SURAU.CO. Indonesia memiliki sejarah panjang dalam penyebaran syiar Islam. Salah satu tonggak pentingnya adalah mencetak mushaf Al-Qur’an. Abdullah bin Afif Cirebon menjadi salah satu pelopor dalam bidang ini. Ia memulai usahanya sejak era 1930-an.

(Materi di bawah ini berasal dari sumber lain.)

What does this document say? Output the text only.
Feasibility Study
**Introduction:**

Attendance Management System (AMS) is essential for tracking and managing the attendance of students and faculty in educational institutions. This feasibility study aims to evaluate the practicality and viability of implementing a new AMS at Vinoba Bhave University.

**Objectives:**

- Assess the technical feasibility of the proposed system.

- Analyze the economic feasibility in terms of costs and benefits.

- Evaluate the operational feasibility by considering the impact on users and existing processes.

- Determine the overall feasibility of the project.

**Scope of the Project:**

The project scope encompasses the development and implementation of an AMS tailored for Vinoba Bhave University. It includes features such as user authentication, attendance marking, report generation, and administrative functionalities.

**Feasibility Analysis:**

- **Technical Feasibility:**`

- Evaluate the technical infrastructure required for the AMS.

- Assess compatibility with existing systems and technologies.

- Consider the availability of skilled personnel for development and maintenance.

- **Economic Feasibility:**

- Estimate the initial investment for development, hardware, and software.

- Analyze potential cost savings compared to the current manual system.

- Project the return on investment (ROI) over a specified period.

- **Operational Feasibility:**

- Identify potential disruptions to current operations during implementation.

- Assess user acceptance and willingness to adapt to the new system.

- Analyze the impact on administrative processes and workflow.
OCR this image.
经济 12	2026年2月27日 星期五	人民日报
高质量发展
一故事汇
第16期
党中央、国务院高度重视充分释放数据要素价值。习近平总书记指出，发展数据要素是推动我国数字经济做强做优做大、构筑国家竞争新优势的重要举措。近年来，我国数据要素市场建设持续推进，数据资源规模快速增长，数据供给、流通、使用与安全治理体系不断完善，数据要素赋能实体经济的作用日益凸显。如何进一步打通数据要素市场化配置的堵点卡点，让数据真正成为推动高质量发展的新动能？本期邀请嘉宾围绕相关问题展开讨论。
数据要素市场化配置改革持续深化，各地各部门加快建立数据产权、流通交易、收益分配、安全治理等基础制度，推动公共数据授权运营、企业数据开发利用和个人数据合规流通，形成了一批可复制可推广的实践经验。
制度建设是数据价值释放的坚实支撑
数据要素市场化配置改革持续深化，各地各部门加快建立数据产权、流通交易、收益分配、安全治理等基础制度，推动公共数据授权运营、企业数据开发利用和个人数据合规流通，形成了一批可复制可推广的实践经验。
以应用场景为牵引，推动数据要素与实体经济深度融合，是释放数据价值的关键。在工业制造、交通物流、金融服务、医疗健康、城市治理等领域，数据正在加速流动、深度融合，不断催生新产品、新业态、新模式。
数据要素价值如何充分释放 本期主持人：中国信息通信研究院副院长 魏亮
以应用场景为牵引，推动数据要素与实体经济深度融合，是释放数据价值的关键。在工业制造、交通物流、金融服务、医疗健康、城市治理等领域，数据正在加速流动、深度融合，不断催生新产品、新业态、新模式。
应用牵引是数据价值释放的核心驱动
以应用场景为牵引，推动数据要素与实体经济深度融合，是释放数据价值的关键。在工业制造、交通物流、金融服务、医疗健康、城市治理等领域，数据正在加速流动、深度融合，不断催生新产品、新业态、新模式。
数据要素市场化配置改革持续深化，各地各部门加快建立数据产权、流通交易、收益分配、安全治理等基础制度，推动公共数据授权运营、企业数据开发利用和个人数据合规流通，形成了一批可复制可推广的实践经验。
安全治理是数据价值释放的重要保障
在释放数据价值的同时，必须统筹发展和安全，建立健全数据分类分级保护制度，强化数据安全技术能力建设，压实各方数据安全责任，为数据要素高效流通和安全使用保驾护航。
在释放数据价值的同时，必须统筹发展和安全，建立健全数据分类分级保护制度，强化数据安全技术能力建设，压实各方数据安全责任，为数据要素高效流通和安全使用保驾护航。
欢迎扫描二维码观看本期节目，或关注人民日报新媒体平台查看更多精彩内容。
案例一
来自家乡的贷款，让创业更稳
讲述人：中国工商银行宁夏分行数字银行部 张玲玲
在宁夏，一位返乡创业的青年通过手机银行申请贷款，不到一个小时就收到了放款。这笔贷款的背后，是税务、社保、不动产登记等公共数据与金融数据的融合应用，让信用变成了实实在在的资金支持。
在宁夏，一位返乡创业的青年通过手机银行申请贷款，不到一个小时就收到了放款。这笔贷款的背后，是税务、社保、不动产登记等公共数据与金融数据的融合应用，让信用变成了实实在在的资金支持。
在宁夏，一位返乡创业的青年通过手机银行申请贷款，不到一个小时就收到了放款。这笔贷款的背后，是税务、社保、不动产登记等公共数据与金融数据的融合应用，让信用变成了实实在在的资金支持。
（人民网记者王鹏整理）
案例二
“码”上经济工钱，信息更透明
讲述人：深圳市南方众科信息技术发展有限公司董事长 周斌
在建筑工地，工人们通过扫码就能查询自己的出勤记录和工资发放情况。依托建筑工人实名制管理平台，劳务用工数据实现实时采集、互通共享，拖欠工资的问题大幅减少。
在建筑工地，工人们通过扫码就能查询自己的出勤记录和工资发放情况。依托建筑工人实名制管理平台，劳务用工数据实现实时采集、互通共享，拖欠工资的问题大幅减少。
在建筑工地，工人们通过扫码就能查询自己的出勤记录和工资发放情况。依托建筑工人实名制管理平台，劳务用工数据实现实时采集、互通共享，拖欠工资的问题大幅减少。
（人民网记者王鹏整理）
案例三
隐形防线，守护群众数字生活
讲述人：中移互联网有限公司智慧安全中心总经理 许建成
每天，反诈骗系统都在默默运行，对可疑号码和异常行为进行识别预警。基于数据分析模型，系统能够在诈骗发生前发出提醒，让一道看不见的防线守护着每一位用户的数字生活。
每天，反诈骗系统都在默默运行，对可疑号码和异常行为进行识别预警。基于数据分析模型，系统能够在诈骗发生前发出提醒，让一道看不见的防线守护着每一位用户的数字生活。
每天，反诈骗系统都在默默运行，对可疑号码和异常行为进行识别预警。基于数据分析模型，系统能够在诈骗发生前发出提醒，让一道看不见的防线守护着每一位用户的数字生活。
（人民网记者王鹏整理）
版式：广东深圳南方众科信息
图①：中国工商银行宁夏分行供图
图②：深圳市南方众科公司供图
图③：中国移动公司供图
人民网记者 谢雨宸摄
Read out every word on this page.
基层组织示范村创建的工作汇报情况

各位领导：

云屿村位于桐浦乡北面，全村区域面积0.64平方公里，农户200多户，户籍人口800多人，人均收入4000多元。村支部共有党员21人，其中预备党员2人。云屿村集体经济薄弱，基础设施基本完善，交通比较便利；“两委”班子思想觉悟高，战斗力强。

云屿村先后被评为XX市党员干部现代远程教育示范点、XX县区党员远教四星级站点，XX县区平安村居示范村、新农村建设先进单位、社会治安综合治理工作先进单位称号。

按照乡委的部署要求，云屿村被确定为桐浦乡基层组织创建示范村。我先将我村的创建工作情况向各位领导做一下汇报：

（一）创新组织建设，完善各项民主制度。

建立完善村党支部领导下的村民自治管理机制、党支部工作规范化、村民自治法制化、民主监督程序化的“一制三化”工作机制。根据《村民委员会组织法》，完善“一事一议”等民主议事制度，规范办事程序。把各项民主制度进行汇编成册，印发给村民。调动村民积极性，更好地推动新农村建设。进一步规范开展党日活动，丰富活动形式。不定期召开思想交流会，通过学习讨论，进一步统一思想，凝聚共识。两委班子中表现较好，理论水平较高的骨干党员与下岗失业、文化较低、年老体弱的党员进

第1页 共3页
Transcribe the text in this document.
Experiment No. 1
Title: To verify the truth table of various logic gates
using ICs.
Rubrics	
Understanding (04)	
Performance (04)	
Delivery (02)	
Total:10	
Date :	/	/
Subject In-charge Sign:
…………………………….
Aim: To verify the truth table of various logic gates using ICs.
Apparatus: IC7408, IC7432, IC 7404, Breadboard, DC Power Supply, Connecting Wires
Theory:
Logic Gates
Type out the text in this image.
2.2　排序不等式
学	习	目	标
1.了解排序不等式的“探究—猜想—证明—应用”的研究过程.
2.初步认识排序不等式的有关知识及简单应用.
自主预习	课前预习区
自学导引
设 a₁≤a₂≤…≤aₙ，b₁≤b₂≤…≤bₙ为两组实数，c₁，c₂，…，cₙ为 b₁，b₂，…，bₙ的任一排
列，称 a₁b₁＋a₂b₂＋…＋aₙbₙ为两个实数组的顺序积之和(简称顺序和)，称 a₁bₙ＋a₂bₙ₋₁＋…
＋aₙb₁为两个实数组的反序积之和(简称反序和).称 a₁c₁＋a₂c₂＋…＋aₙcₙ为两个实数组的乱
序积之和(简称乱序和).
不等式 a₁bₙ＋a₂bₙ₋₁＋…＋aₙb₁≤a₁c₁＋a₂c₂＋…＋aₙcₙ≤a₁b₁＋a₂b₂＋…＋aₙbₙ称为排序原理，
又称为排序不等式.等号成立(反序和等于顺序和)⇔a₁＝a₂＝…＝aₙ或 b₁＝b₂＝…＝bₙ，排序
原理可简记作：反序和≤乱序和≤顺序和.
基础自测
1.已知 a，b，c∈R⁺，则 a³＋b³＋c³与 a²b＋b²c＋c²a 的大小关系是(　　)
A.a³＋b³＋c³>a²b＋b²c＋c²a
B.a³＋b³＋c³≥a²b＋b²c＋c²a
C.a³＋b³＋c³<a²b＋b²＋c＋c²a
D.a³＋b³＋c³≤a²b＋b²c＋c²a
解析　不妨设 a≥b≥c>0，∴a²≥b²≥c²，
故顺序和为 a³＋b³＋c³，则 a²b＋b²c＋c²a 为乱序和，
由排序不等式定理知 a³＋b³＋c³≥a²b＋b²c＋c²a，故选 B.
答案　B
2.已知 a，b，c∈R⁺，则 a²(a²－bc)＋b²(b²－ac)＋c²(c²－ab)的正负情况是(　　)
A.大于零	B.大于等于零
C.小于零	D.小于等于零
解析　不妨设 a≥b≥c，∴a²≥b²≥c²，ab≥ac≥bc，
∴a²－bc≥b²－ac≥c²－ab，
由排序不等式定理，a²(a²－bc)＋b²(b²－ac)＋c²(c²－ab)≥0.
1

Namanya sejajar dengan tokoh percetakan lain pada masanya. Sebut saja Sulaiman Mar’i yang berpusat di Singapura dan Penang. Ada pula Salim bin Sa’ad Nabhan dari Surabaya dan Percetakan Al-Islamiyah di Bukittinggi. Mereka adalah generasi pertama pencetak mushaf di kawasan ini. Namun, cetakan Abdullah bin Afif ini meninggalkan jejak yang khas. Mushaf hasil cetakannya populer dengan sebutan Al-Qur’an Cirebon. Warisannya masih bisa kita temukan hingga hari ini.

Menyusuri Sejarah di Kampung Arab Panjunan

Jika Anda berkunjung ke Cirebon, jangan melewatkan Kampung Arab Panjunan. Kawasan ini menyimpan banyak rekaman sejarah Islam. Di sana berdiri Masjid Merah Panjunan yang ikonik, peninggalan bersejarah seperti pedati gedhe Pekalangan. Anda pun dapat mengunjungi masjid tua lainnya di Pekalangan dan Jagabayan.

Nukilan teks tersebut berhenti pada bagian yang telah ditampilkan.